Nun bin ich auch ein geschätzter Publisher im weltweiten Google-Anzeigennetzwerk. Die nackte Geldgier eben, was will man machen. Dabei habe ich lange mit mir gerungen, denn Googles allgemeine und besondere Geschäftsbedingungen haben mich erstmal mit den Ohren schlackern lassen. Kurz gefasst könnte man sagen: Google darf alles, ich nix. Insbesondere das Kapitel “Datenweitergabe an Dritte” bedurfte eines genauen Studiums des Wortlauts, denn oberflächlich betrachtet könnte man daraus entnehmen, dass die Jungs mit meinen Daten regelrecht hausieren gehen.
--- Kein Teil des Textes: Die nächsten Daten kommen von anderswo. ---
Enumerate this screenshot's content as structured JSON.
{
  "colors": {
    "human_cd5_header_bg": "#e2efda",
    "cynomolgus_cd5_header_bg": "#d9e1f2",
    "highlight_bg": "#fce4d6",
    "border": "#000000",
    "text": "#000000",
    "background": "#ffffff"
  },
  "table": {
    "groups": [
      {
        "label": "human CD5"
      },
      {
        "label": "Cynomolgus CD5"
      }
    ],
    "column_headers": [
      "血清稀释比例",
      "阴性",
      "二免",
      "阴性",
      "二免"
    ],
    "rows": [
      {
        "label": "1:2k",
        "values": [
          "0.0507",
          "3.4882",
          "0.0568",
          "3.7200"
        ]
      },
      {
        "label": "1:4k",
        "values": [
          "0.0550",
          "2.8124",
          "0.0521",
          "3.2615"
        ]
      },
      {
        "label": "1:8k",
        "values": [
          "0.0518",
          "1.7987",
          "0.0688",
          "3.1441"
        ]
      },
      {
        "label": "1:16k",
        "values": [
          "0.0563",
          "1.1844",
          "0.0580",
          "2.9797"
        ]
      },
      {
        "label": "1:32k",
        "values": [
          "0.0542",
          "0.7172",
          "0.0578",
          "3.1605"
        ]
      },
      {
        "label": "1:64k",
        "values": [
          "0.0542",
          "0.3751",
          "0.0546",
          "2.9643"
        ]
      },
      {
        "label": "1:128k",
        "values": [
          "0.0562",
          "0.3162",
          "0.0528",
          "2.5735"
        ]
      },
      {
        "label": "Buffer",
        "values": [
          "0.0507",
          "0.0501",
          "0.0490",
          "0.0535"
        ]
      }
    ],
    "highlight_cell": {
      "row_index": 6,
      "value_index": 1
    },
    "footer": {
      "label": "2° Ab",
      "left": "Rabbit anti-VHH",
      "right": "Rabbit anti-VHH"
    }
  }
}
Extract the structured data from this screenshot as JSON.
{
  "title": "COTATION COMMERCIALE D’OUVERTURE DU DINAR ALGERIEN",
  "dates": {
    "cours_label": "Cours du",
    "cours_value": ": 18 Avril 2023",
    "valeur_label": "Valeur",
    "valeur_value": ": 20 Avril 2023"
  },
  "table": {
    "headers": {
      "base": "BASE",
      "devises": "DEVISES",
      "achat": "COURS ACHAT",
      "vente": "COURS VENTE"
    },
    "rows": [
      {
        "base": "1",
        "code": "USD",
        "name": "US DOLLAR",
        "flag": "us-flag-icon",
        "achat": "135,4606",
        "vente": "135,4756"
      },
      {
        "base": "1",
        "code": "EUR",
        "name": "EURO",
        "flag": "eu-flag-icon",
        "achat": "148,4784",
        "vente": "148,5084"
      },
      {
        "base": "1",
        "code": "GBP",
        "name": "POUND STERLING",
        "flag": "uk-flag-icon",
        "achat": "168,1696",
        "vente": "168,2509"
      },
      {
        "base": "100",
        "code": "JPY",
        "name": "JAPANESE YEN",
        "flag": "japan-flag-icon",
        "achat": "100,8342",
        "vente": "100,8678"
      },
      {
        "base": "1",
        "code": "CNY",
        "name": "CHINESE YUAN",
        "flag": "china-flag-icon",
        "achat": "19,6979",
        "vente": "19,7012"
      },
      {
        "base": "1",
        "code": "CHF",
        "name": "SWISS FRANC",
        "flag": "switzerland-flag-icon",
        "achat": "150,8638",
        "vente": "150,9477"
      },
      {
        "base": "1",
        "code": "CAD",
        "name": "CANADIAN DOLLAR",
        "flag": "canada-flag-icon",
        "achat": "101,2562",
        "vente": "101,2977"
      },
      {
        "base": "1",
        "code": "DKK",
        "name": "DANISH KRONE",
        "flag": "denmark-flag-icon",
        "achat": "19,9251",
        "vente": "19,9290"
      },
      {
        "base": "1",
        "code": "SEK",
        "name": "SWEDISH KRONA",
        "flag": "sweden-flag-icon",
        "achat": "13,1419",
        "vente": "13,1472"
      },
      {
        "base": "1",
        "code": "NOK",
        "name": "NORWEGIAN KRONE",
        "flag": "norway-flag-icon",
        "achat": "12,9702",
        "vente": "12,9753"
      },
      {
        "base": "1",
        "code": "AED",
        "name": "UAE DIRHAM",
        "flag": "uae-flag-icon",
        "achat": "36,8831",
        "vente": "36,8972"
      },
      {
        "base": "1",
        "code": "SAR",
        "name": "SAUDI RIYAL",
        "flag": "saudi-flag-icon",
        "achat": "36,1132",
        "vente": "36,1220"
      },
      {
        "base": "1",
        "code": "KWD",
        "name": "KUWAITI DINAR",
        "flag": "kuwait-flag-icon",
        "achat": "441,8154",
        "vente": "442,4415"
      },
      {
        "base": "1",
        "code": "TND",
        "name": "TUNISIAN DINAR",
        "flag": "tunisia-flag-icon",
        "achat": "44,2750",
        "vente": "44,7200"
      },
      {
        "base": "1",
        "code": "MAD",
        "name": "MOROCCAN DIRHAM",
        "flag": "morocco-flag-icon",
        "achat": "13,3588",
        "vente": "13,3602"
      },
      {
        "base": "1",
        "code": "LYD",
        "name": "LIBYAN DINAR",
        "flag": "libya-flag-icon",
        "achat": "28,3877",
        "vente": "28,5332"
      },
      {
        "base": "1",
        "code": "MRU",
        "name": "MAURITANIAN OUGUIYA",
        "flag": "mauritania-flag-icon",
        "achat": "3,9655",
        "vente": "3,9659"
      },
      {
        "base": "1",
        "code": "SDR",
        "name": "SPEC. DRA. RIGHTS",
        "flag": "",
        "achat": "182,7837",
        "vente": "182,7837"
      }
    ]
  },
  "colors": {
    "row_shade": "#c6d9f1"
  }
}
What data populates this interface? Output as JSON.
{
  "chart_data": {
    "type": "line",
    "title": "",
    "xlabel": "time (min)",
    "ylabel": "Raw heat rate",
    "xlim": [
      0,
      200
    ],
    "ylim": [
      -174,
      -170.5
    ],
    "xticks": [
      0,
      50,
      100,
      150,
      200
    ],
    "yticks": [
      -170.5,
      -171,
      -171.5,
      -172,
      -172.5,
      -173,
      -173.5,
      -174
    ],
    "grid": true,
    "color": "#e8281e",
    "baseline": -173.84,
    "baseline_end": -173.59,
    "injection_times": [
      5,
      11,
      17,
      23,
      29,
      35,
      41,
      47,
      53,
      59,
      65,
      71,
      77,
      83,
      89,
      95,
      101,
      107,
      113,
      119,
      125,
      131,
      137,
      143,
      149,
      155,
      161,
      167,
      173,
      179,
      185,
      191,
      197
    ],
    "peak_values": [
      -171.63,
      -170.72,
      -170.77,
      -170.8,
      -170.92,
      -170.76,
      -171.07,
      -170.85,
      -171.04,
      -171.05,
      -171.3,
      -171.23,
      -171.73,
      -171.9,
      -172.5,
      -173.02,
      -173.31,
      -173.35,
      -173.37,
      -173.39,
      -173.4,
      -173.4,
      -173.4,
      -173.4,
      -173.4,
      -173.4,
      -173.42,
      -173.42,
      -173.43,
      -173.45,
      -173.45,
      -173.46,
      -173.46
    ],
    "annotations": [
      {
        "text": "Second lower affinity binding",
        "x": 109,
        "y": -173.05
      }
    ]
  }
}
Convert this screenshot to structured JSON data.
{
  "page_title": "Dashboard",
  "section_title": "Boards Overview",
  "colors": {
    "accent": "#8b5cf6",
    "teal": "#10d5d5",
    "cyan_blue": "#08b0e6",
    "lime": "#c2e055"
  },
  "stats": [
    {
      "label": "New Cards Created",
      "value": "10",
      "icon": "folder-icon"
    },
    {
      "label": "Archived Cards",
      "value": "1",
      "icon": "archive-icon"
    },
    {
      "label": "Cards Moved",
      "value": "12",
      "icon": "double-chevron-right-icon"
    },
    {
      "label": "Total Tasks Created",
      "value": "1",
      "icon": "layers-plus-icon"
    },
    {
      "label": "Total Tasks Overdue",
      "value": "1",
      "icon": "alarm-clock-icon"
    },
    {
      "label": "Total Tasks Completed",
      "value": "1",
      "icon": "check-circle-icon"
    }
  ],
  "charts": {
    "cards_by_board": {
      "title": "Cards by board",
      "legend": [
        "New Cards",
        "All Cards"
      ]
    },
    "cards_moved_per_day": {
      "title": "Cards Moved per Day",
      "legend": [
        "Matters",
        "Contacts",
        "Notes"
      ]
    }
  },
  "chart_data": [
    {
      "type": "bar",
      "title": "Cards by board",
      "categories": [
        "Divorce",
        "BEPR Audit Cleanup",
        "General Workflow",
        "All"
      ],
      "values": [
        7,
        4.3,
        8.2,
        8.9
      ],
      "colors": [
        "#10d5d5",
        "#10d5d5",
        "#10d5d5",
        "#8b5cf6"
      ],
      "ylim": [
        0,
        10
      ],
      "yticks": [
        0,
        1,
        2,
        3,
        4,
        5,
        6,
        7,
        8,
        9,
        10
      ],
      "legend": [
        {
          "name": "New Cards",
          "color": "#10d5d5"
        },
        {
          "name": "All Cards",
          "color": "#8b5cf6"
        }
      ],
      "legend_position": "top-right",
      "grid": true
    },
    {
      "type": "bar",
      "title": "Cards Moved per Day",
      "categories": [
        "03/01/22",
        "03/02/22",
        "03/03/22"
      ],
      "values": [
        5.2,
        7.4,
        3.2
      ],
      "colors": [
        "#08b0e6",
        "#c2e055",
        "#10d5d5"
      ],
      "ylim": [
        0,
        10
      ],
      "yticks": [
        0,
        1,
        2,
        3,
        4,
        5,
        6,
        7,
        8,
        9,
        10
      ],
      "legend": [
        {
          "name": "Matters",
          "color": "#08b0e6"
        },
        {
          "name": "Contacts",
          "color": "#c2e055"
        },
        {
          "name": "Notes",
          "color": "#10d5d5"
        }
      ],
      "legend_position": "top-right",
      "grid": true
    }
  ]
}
Hat eine Weile gedauert, bis ich erkannt habe, was da gemeint ist: Besagte Dritte sollen ja ihr Geld bei Google und mir lassen, da braucht es schon ein paar Informationen über mich und meine Website. Das ist am Ende nachvollziehbar.
Bei der Gelegenheit: Wenn ich schon Werbung zulasse, darf man sich als Interessent auch direkt bei mir melden. Gegen ein geringes Entgeld wird sich da schon ein weiteres Bannerplätzchen finden lassen. Biete aktuell knapp 2000 Page-Impressions pro Tag von Besuchern, die meine Mischung aus zufällig aufgepickten Nachrichten und privatem Geschwafel, mein klares inhaltliches Profil zu schätzen wissen.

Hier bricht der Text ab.